Ma l'autodenuncia va al di là del Ponte sul mare. D'Alfonso chiede ai giudici un "certificato di buona condotta" sul suo modo di amministrare la città. Tra i sindaci abruzzesi è l'unico a essere riuscito ad attirare imprenditori-Mecenate che danno al Comune la possiblità di realizzare opere pubbliche nononstante i tagli imposti dalla Stato agli enti locali. Così D'Alfonso si è fatto finanziare dalle banche la realizzazione dei giardini pubblici; dalla Fater il salvataggio della pineta dannunziana; il teatro Michetti dalla fondazione Pescara Abruzzo e la fontana di Toyo Ito da Caripe e Lafarge.
Ma è un reato per un ente pubblico ottenere soldi da un privato? Il centrodestra solleva accuse; la magistratura dirà chi ha ragione. Se però a D'Alfonso viene chiesto qual è la contropartita chiesta dagli imprenditori, lui risponde: «Solo visibilità».
All'inizio il Comune aveva pensato di realizzare un ponte in cemento, come quello costruito dalla Provincia per il Parco fluviale. «Poi abbiamo consultato il professor Enzo Siviero, il più grande esperto italiano di ponti, che ci dice, ma perché non costruite un ponte d'arte? L'idea di Siviero ci convince», spiega il sindaco, «e incrociamo la disponibilità dell'architetto Pichler, patron della Stahlbau Pichler, impresa leader nella progettazione e nella realizzazione delle costruzioni metalliche avanzate, a progettare l'opera».
Il costo del ponte è di 5,6 milioni di euro: una somma impossibile per le casse del Comune. «Ma l'idea piace a 5 imprenditori: Angelini della Fater, Toto, Ferri, Di Properzio e Marramiero, che decidono di destinare ognuno 200mila euro al finanziamento dell'opera». Poi si aggiunge il sesto Mecenate: Pescara Abruzzo, di Nicola Mattoscio. «La Fondazione è autonoma sul piano statutario ed è libera dalle ingerenze della politica», dice D'Alfonso.

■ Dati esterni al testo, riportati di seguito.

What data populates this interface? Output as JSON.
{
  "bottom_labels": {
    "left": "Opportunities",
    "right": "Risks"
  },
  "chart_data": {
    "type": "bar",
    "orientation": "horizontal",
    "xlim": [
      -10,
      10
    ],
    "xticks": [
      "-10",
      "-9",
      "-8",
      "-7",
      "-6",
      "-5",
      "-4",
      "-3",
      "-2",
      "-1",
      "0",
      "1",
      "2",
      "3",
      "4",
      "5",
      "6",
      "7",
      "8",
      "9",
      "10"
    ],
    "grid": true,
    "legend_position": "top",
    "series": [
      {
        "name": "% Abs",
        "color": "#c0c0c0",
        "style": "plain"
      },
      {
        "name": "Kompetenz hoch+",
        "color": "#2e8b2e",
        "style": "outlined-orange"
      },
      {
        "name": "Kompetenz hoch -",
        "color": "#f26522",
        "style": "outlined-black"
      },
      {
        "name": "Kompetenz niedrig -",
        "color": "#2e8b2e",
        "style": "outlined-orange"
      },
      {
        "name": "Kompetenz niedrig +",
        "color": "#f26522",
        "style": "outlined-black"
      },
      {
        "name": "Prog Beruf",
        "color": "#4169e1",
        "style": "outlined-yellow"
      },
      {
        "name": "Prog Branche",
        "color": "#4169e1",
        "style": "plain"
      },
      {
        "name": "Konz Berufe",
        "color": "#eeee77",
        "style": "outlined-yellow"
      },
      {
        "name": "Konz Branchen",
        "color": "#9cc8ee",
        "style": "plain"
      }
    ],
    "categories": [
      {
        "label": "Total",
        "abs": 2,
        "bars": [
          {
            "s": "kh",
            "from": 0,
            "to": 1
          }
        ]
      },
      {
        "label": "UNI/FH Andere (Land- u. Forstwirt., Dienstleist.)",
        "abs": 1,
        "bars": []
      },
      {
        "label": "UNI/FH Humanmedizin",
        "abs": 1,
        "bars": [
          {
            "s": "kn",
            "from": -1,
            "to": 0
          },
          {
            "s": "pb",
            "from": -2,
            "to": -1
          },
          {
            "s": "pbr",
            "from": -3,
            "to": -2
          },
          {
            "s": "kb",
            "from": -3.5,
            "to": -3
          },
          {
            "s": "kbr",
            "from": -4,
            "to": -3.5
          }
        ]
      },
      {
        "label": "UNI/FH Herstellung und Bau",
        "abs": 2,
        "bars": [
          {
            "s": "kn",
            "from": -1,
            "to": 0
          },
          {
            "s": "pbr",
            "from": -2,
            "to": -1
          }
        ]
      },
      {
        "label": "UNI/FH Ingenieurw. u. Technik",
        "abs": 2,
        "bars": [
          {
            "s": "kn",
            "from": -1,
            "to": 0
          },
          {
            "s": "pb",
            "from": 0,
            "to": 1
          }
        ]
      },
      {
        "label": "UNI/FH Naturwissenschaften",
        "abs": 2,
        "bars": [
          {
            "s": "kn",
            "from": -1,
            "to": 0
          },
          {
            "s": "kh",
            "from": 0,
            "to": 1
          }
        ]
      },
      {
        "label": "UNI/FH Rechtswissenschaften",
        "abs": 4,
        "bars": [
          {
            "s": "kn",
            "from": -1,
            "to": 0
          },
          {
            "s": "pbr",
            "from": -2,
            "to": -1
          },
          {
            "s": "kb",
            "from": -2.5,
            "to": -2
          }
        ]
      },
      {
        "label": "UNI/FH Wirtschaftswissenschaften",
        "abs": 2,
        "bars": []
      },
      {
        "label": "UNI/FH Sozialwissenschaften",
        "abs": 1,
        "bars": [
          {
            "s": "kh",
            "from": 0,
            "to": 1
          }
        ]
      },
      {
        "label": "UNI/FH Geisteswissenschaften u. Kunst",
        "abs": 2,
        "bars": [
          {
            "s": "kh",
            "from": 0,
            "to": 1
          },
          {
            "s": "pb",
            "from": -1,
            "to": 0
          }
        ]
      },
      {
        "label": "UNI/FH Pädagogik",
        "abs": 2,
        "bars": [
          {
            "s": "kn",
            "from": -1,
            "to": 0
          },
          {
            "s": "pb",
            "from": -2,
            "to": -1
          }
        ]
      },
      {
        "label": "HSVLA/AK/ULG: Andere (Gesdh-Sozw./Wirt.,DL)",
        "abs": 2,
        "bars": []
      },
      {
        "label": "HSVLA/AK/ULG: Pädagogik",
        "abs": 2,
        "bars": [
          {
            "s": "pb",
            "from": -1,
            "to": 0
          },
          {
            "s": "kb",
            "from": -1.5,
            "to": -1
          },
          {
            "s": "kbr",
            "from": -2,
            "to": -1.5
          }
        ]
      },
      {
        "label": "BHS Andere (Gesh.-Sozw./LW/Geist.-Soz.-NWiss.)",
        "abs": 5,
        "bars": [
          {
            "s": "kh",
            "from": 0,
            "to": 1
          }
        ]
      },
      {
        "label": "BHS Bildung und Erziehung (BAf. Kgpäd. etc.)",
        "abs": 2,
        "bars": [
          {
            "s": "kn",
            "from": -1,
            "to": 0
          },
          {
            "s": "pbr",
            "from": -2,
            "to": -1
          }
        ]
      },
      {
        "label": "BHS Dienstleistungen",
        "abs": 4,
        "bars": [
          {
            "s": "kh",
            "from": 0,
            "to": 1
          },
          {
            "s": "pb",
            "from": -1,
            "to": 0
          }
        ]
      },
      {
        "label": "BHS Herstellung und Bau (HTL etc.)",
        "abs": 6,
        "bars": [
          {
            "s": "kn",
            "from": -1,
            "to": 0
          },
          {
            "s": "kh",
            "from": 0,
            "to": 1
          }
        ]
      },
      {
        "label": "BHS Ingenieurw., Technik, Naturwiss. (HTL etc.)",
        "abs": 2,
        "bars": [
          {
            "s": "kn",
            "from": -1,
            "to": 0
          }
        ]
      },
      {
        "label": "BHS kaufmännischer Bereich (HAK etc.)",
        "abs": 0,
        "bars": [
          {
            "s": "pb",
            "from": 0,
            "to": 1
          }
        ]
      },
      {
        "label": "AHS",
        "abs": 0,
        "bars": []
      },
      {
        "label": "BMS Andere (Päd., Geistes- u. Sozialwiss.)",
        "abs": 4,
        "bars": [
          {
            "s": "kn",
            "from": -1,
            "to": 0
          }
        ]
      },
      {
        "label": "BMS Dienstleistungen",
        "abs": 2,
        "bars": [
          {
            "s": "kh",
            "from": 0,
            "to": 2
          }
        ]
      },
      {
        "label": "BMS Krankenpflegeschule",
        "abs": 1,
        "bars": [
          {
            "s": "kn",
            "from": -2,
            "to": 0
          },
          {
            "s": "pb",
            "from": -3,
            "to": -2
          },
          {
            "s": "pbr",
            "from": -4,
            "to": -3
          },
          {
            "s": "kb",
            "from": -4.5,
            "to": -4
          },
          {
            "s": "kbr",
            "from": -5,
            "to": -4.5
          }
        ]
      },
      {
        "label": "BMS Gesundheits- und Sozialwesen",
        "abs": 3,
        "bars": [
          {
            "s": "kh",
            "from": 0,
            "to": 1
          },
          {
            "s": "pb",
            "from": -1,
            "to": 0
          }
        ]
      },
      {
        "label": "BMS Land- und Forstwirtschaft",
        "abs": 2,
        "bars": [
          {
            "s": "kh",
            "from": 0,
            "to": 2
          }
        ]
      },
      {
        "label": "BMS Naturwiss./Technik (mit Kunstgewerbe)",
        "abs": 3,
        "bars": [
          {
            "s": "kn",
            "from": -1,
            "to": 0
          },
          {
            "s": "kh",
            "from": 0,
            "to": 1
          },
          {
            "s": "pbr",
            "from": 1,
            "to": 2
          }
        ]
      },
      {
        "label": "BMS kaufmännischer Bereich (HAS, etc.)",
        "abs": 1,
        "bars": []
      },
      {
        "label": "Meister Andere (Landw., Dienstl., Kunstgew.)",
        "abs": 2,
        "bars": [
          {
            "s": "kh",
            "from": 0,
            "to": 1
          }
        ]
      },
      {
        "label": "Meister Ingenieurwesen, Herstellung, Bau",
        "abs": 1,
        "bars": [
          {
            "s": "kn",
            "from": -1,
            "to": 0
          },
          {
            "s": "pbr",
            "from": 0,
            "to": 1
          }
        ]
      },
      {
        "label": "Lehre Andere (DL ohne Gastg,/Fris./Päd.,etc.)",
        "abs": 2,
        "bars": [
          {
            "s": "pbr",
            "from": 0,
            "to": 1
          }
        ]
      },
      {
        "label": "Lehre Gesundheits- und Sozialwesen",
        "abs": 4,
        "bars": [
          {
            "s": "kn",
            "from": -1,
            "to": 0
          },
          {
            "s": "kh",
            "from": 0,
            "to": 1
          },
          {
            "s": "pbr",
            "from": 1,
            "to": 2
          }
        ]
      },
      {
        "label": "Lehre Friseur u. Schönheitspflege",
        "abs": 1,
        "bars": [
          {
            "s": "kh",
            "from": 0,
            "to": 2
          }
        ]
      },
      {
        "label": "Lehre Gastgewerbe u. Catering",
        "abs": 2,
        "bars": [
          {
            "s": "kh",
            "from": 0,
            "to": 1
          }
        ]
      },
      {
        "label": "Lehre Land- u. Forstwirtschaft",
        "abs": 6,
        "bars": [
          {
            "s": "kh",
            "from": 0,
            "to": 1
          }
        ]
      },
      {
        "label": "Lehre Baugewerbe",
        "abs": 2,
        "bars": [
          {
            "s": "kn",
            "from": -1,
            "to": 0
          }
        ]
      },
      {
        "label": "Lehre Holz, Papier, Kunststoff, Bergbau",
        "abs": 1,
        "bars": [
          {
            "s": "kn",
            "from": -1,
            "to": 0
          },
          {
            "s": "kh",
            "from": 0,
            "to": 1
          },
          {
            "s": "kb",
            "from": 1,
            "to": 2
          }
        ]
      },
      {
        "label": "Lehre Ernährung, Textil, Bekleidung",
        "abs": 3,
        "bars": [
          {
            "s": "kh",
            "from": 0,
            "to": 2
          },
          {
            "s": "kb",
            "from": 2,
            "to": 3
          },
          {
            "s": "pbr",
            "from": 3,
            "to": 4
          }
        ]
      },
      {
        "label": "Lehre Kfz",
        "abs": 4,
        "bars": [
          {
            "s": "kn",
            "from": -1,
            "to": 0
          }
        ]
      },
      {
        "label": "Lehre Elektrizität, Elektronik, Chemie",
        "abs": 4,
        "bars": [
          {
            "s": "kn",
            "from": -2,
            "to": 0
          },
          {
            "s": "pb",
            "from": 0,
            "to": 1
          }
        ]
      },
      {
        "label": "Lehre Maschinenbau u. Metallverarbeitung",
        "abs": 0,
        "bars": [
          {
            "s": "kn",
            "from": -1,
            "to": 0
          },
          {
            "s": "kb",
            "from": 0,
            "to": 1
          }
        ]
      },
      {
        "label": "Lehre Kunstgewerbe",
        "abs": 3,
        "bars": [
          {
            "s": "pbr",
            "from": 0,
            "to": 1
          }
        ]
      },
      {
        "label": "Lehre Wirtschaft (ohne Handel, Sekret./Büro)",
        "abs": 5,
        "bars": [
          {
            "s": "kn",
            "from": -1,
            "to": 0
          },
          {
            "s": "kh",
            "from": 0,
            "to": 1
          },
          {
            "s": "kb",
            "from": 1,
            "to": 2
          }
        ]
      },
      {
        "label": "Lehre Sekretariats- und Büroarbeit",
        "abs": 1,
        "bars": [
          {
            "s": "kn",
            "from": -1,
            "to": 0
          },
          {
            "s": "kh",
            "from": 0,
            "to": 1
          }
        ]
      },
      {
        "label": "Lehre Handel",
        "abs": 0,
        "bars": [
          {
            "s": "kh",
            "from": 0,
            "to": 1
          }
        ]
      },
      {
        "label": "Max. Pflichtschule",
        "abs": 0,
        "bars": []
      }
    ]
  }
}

Sin qui la storia del Ponte sul mare.
«Accade poi che, al contrario di quello che cantava De André, dai fiori possa nascere il letame», ribatte al Polo D'Alfonso, «per questa ragione, anticipando Masci, mi autodenuncio, come già ho fatto per una delibera su una borsa di studio e per le aree di risulta, ottenendo in entrambi i casi indiscutibili certificati di buona condotta».